Valjean was running away from prison authorities who were tracking him for having violated his bail. The bishop provided temporary refuge for Valjean. Nevertheless, Valjean steals two silver candlesticks from the bishop’s residence. Instead of turning Valjean over to authorities, the bishop says that he had actually given the candlestick’s to Valjean and they were not stolen. Bennett wrote that what keeps this plot relevant is how this act of forgiveness reaffirmed the “potency of love…and compassion”. Although Valjean vowed to live a life worthy of the forgiveness he experienced, along the way he became swept up with a slew of characters who were a group of revolutionary young idealists that attempted to overthrow the government at a street barricade in Montmartre, outside of Sacre-Coeur. Bennett’s summary included a quote from Hugo, who explained, in a letter to a friend, the reason he was going to write Les Misérables was to create a character who portrayed the social misery of the time, in late 18th century France, when institutions were under revolutionary siege and became sources of fear.

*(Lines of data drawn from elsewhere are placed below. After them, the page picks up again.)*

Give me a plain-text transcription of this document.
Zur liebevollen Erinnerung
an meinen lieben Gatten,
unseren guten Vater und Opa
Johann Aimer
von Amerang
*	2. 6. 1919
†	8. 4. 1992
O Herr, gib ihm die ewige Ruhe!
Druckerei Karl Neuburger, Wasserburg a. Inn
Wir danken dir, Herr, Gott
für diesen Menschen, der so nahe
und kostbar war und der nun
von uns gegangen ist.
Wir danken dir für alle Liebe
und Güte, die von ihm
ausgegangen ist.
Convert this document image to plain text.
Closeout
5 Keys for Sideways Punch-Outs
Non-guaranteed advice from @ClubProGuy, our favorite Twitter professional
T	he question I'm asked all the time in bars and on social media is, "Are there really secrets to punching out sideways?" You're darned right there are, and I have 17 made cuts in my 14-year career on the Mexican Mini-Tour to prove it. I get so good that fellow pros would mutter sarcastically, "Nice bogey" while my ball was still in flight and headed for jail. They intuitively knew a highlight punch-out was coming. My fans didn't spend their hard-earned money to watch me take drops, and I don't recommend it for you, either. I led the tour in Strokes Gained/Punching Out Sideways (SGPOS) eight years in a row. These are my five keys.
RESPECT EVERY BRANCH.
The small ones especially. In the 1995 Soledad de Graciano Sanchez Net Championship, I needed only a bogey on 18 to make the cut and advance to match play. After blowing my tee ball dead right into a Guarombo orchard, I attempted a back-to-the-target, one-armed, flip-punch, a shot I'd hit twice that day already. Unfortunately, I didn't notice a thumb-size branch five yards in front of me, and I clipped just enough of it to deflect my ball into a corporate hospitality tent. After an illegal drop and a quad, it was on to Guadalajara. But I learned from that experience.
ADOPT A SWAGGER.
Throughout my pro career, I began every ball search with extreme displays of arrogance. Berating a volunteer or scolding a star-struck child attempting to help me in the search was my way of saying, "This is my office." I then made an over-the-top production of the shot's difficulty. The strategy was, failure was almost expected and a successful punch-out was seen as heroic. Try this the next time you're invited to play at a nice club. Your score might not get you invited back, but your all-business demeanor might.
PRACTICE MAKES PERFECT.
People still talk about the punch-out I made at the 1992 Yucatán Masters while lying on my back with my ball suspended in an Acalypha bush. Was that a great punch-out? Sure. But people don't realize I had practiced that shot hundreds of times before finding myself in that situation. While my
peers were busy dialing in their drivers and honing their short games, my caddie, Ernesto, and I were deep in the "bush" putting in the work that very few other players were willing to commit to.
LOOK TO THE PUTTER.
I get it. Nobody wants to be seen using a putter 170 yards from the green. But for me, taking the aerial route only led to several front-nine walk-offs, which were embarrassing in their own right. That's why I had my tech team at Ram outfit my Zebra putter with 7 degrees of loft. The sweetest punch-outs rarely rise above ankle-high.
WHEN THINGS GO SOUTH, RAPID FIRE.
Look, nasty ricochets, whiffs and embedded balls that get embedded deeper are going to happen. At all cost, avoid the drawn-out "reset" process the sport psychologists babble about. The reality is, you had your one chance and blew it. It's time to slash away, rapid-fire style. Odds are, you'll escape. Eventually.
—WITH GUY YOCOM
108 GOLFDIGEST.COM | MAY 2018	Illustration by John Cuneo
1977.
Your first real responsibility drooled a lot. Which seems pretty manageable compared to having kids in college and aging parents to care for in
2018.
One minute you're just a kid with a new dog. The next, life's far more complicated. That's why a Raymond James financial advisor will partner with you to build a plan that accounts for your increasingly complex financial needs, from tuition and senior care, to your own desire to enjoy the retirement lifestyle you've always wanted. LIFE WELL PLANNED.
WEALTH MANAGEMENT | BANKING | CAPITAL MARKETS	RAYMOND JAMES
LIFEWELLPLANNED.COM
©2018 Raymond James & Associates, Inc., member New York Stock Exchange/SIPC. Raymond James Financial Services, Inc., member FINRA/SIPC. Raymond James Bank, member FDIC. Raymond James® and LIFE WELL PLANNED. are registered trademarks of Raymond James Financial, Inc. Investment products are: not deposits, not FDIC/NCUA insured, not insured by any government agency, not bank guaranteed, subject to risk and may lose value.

Even so, throughout the turmoil, Jean Valjean continued to believe in man’s ability to extinguish misery by showing love and kindness. Some have called the novel a “gospel of the people”. Two of the memorable quotes from the novel are “to love another person is to see the face of God” and the last words Valjean speaks, “….but, because things are unpleasant is no reason for being unjust to God.”
I’ve scanned my pictures and postcards from Sacre-Coeur to post on blogs and social media. Perhaps, the memories of visiting the scenes described by Hugo will remind us about the moral of his epic Les Misérables. Acts of kindness will eventually lead us through, to the other side of “la peste”, the pandemic and the social misery it has caused in the 21st century.